The affidavit filed in support of their original complaint said that on July 16 Graham admitted lying to authorities about the disappearance of her husband.

Instead of him leaving Kalispell with his “car buddies,” Graham said she and Johnson argued on the evening of July 7, and decided to travel to Glacier Park. She was having second thoughts about the marriage; he was surprised and angered by the admission.

“Once there, they walked on The Loop hiking trail for a while and were arguing,” the affidavit said. “Then they walked to the other side of the trail to an area that was very steep and proceed(ed) down the rocks near a stump. Graham stated their argument intensified.”

Graham allegedly said that she turned to walk away, but Johnson grabbed her by her arm.

“After removing Johnson’s hand from her arm, Graham stated she could have just walked away, but due to her anger, she pushed Johnson with both hands in the back and as a result, he fell face first off the cliff,” the complaint said.

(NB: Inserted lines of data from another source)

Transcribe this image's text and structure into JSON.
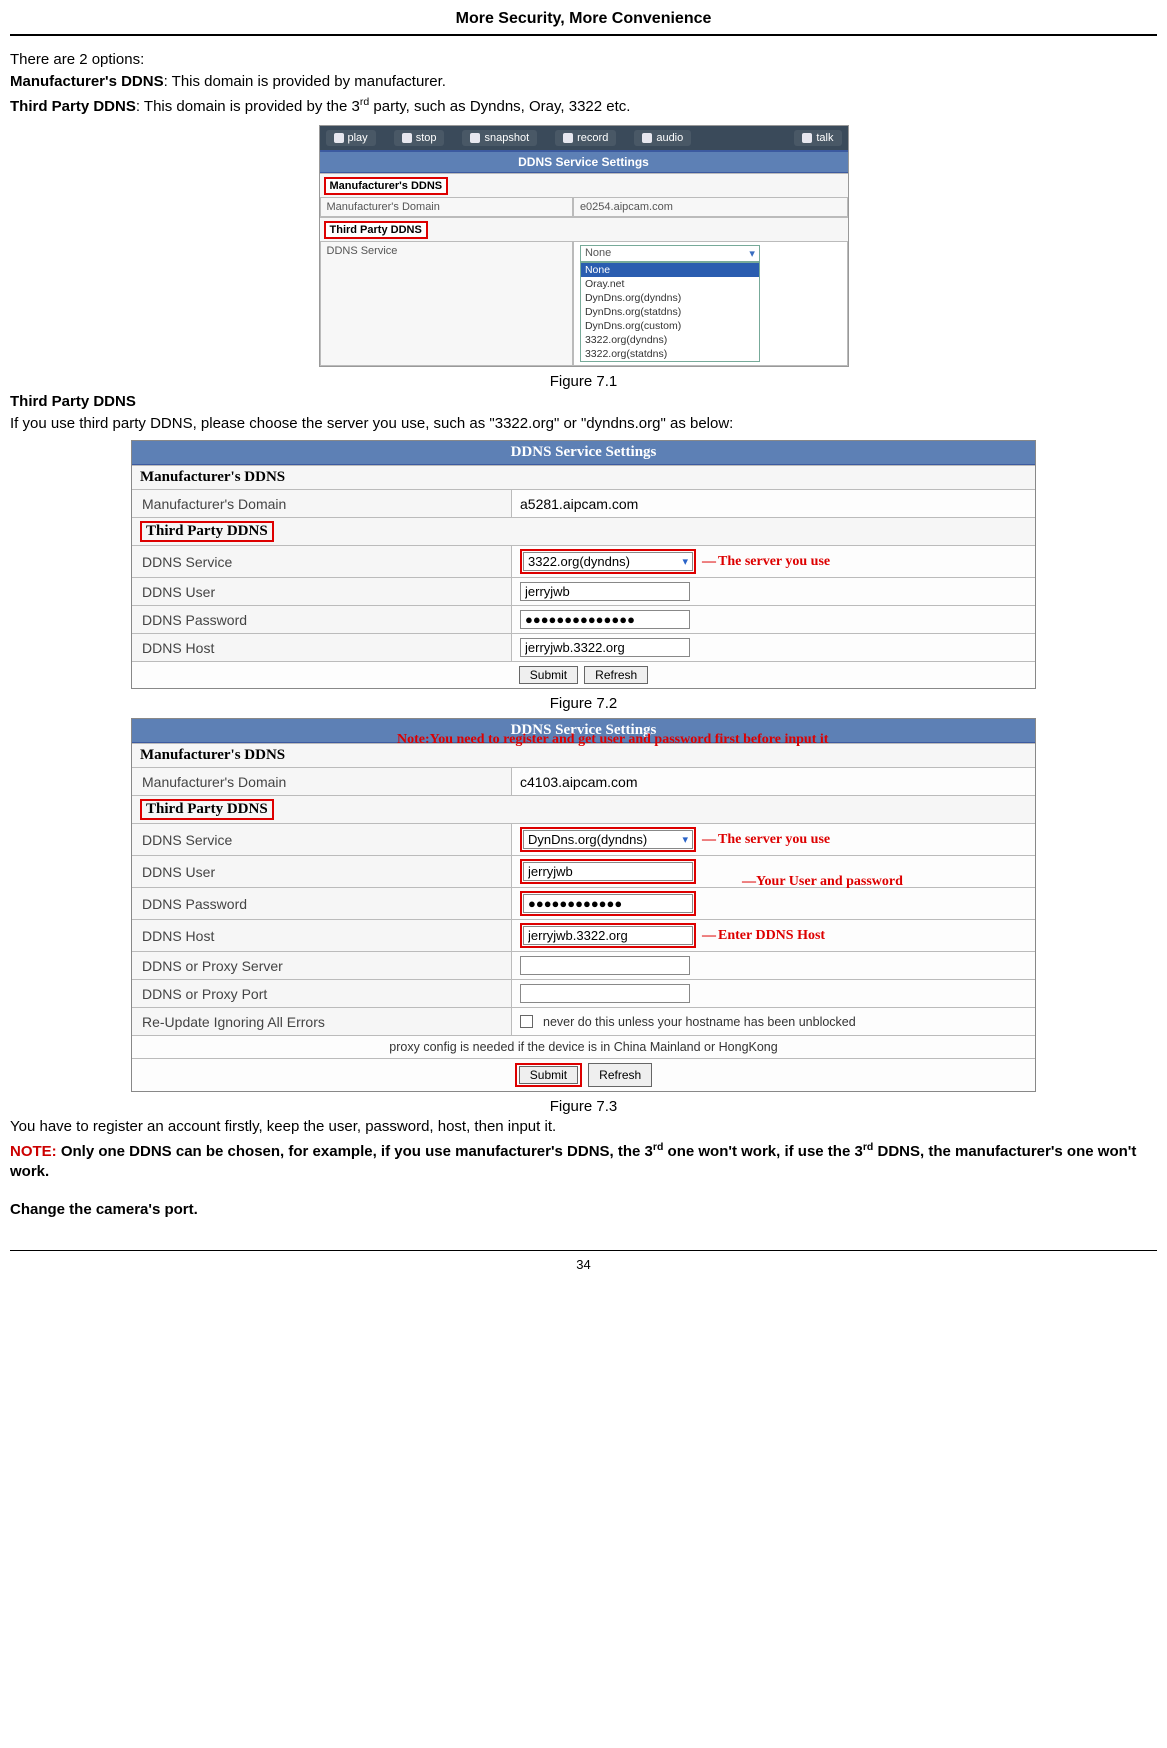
{
  "header": {
    "title": "More Security, More Convenience"
  },
  "intro": {
    "p1": "There are 2 options:",
    "opt1_label": "Manufacturer's DDNS",
    "opt1_text": ": This domain is provided by manufacturer.",
    "opt2_label": "Third Party DDNS",
    "opt2_text": ": This domain is provided by the 3",
    "opt2_sup": "rd",
    "opt2_text2": " party, such as Dyndns, Oray, 3322 etc."
  },
  "fig71": {
    "toolbar": {
      "play": "play",
      "stop": "stop",
      "snapshot": "snapshot",
      "record": "record",
      "audio": "audio",
      "talk": "talk"
    },
    "panel_title": "DDNS Service Settings",
    "manuf_label": "Manufacturer's DDNS",
    "manuf_domain_label": "Manufacturer's Domain",
    "manuf_domain_value": "e0254.aipcam.com",
    "third_label": "Third Party DDNS",
    "service_label": "DDNS Service",
    "service_sel": "None",
    "options": [
      "None",
      "Oray.net",
      "DynDns.org(dyndns)",
      "DynDns.org(statdns)",
      "DynDns.org(custom)",
      "3322.org(dyndns)",
      "3322.org(statdns)"
    ],
    "caption": "Figure 7.1"
  },
  "section2": {
    "heading": "Third Party DDNS",
    "text": "If you use third party DDNS, please choose the server you use, such as \"3322.org\" or \"dyndns.org\" as below:"
  },
  "fig72": {
    "panel_title": "DDNS Service Settings",
    "manuf_section": "Manufacturer's DDNS",
    "manuf_domain_label": "Manufacturer's Domain",
    "manuf_domain_value": "a5281.aipcam.com",
    "third_section": "Third Party DDNS",
    "service_label": "DDNS Service",
    "service_value": "3322.org(dyndns)",
    "user_label": "DDNS User",
    "user_value": "jerryjwb",
    "pass_label": "DDNS Password",
    "pass_value": "●●●●●●●●●●●●●●",
    "host_label": "DDNS Host",
    "host_value": "jerryjwb.3322.org",
    "annot_server": "The server you use",
    "submit": "Submit",
    "refresh": "Refresh",
    "caption": "Figure 7.2"
  },
  "fig73": {
    "panel_title": "DDNS Service Settings",
    "manuf_section": "Manufacturer's DDNS",
    "note_top": "Note:You need to register and get user and password first before input it",
    "manuf_domain_label": "Manufacturer's Domain",
    "manuf_domain_value": "c4103.aipcam.com",
    "third_section": "Third Party DDNS",
    "service_label": "DDNS Service",
    "service_value": "DynDns.org(dyndns)",
    "annot_server": "The server you use",
    "user_label": "DDNS User",
    "user_value": "jerryjwb",
    "annot_userpass": "Your User and password",
    "pass_label": "DDNS Password",
    "pass_value": "●●●●●●●●●●●●",
    "host_label": "DDNS Host",
    "host_value": "jerryjwb.3322.org",
    "annot_host": "Enter DDNS Host",
    "proxysrv_label": "DDNS or Proxy Server",
    "proxyport_label": "DDNS or Proxy Port",
    "reupdate_label": "Re-Update Ignoring All Errors",
    "reupdate_text": "never do this unless your hostname has been unblocked",
    "proxy_note": "proxy config is needed if the device is in China Mainland or HongKong",
    "submit": "Submit",
    "refresh": "Refresh",
    "caption": "Figure 7.3"
  },
  "outro": {
    "p1": "You have to register an account firstly, keep the user, password, host, then input it.",
    "note_label": "NOTE:",
    "note_text1": " Only one DDNS can be chosen, for example, if you use manufacturer's DDNS, the 3",
    "note_sup1": "rd",
    "note_text2": " one won't work, if use the 3",
    "note_sup2": "rd",
    "note_text3": " DDNS, the manufacturer's one won't work.",
    "p2": "Change the camera's port."
  },
  "page_number": "34"
}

An autopsy on July 19 confirmed Johnson’s injuries were consistent with a fall from a cliff.


After nearly two months, Graham was arrested and then released on her own recognizance later the same week. She was ordered to undergo a mental health evaluation and has been under house arrest at her mother’s home in Kalispell since Sept. 12.

Graham’s public defender, Michael Donahoe, said in an earlier court hearing that her actions were made in self-defense and that the affidavit is misleading.

The push that sent Johnson to his death was not a separate motion, Donahoe contended.

“This is all one motion, this grabbing, this pushing,” he said, accusing prosecutors of overcharging Graham and of using the media to win over the court of public opinion.

“And it’s not right,” he said.

Donahoe admitted that Graham did partake in some deception.

“But they were post-event mistakes,” he said, not indications of malice and premeditation.

Donahoe could not be reached for comment following Thursday’s indictment.


A friend of Johnson’s family, Tracey Maness, said Thursday evening that friends and family can’t get him back, but the next best thing is having his widow held accountable.

“Everyone is thrilled the grand jury did the right thing and Jordan will face trial for her crime,” she said.

The first-degree murder charge carries a penalty of mandatory life imprisonment, while the second-degree murder charge carries a maximum sentence of life in jail. Both charges also carry a $250,000 fine and five years supervised release.

Graham is set to appear for arraignment in U.S. District Court in Missoula on Friday afternoon.